Moreover, theology contends that the world was and is made, created and continuing to be created by God through Spirit and Word.
In regard to the Spirit, the Genesis creation account tells us: In the beginning when God created the heavens and the earth, the earth was a formless void and darkness covered the face of the deep, while a wind from God swept over the face of the waters.(2)
Regarding the Word, Genesis tells us, repeatedly: Then God said, “Let there be light…a dome in the midst of the waters…waters under the sky (and) dry land…vegetation…lights in the dome of the sky to separate the day from the night…waters bringing forth swarms of living creatures (with birds flying) above the earth…living creatures of every kind…humankind in our image, according to our likeness.”(3)
To put this another way, the creation, the world exists because and only because God has called it into being and, daily, sustains it.

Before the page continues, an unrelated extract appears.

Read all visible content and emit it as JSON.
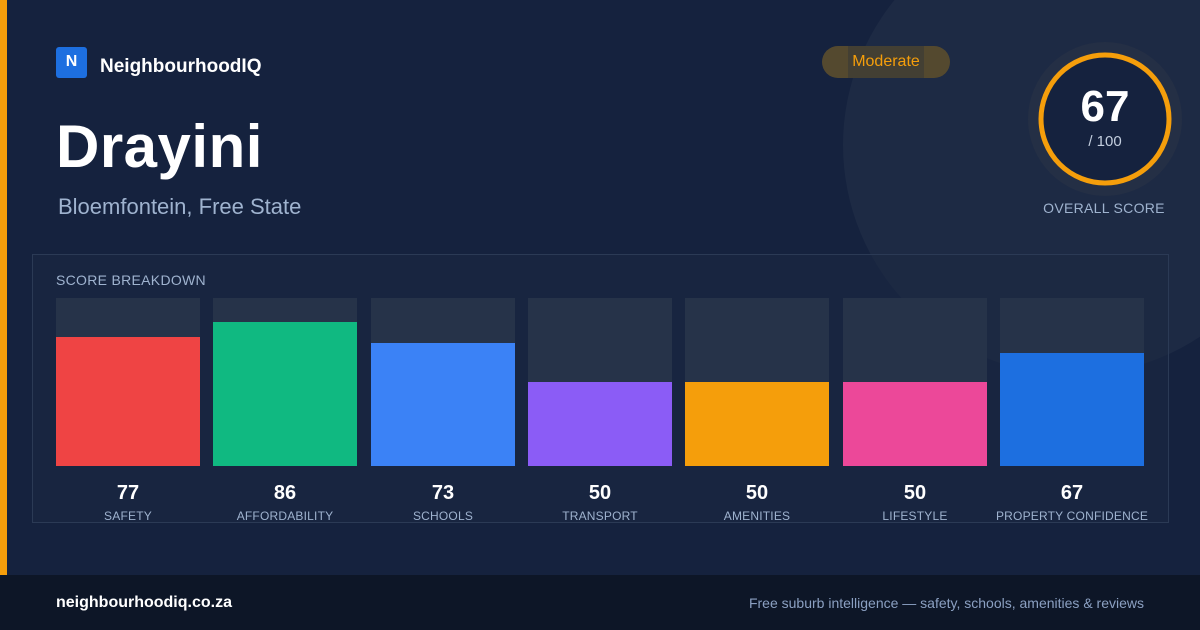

Still more, theology contends that though the creation is of God’s making and dependent on God’s preservation, the creation and God are not the same. The creation has an existence distinct from God and God from the creation. The world is worldly, not divine. God is godly, not worldly.(4)
Continuing the paradox, this does not mean that as God is good, the world is (must be) bad. For, as the Genesis creation account continually declares: God saw that it was good.(5)
However, a necessary element of the God-creation relationship is that God grants liberty (freewill) to the creation, surely, to humankind, to go its own way apart from the direction of the divine will.(6) So, it is that Jesus taught his disciples to pray: “Our Father in heaven, hallowed be your name. Your kingdom come. Your will be done, on earth as it is in heaven.”(7)
This raises the matter of evil and sin, necessitating a few (or many) more opinions.
More to come…
Footnotes:
(1) I first wrote of theology in my previous blog post, Even More Less Random Thoughts, this time…On Theology, February 16, 2019
(2) Genesis 1.1-2. The Hebrew word for “a wind of God,” ruach, also can be translated “spirit of God.”
(3) Genesis 1.3, 6, 9, 11, 14, 20, 24, 26
(4) When theology speaks of God as “holy” (“other” or “otherness”), it connotes that God is wholly, completely other than the creation.
(5) Genesis 1.4, 10, 12, 18, 21, 25, 31
(6) Human disobedience to God in the Garden of Eden is poetically depicted in Genesis 3. (Imagine that! Shortly after God created all that is, it didn’t take long for humans to embark on a wayward path!)
(7) Matthew 6.9-10, my emphasis; thereby, indicating an apparent, indeed, inherent dissimilarity between what happens on earth and in heaven in relation to God’s will.